Pilkades Sidoarjo Ditunda sampai Batas Waktu yang Belum Ditentukan

Antara ยท Kamis, 26 Maret 2020 - 20:39 WIB
Pilkades Sidoarjo Ditunda sampai Batas Waktu yang Belum Ditentukan
Rapat bersama Forkopimda Kabupaten Sidoarjo, di Pendopo Kabupaten Sidoarjo. (Foto: Antara)

SIDOARJO, iNews.id – Agenda pemilihan kepala desa (pilkades) serentak di Sidoarjo, Jawa Timur (Jatim) terpaksa ditunda akibat merebaknya virus corona. Seharusnya pilkades serentak ini dilakukan pada 19 April 2020, namun ditunda sampai batas waktu yang belum ditentukan.

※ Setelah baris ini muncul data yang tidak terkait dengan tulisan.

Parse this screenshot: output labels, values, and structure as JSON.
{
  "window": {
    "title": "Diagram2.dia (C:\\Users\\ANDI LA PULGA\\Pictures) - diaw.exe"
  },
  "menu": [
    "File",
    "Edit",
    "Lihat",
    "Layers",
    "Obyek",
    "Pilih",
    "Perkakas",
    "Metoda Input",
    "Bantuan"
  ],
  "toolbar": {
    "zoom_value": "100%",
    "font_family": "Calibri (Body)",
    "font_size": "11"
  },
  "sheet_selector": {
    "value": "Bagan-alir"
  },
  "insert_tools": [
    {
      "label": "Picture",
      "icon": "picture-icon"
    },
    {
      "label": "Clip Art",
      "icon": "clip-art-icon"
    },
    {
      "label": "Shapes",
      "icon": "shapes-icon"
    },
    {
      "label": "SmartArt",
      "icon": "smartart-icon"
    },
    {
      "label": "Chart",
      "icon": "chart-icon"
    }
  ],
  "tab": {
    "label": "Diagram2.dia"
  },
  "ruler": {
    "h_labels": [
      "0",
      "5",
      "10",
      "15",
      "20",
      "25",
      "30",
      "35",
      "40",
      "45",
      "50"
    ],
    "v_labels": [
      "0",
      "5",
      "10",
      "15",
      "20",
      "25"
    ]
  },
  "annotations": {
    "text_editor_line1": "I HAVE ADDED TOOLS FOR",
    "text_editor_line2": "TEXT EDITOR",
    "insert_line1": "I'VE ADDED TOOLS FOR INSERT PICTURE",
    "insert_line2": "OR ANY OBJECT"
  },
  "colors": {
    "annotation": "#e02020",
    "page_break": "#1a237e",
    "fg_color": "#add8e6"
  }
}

Wakil Bupati Sidoarjo, Nur Ahmad Syaifuddin, mengatakan keputusan ini diambil untuk menyikapi surat Menteri Dalam Negeri terkait saran dan imbauan penundaan pilkades serentak. Meski demikian dia yakin batas penundaan ini tida lama dan akan segera dilaksanakan saat kondisi membail.

"Penundaan tersebut juga berdasarkan rujukan surat dari BNPB yang menetapkan kondisi darurat nasional karena pandemi COVID-19," katanya, Kamis (26/3/2020).
Dia menambahkan, meski dilakukan penundaan, tahapan-tahapan pilkades yang tidak melibatkan banyak orang tetap berjalan dan diselesaikan.
Sementara itu, Ketua Forum Komunikasi Kepala Desa Kabupaten Sidoarjo, Heru Sultan juga menerima apa yang sudah menjadi keputusan bersama. Pihaknya juga minta supaya Pemerintah Kabupaten Sidoarjo segera membuat surat penundaan dan segera dikirim ke desa-desa.

"Kami sepenuhnya menerima keputusan dari pemerintah, jika memang pilihan yang terbaik adalah ditunda maka kami ikuti, kami minta pemkab segera membuat surat secara resmi dan dikirim ke desa-desa," katanya.

Sementara itu, Kapolresta Sidoarjo Kombespol Sumardji mengatakan penundaan pilkades didasarkan pada Maklumat Kapolri yang salah satu isinya adalah membubarkan jika ada warga yang berkerumun. Pilkades serentak sangat berpotensi tempat berkumpulnya masyarakat, dikhawatirkan akan berpotensi penyebaran COVID-19.

"Kami dari kepolisian menyarankan pilkades serentak di Sidoarjo lebih baik ditunda sampai dengan batas waktu yang akan ditentukan kondisi aman oleh pemerintah pusat," ujar Sumardji.

Saran yang sama juga disampaikan Kajari Sidoarjo Setiawan, Budi Cahyono. Keputusan ini sudah melalui perhitungan yang matang dan memikirkan kebaikan yang lebih besar.

"Saran kami ikuti saja surat dari Menteri Dalam Negeri yaitu ditunda dulu, situasi sekarang masih darurat nasional lebih baik fokus bersama menangani pandemi COVID-19 di Sidoarjo," katanya.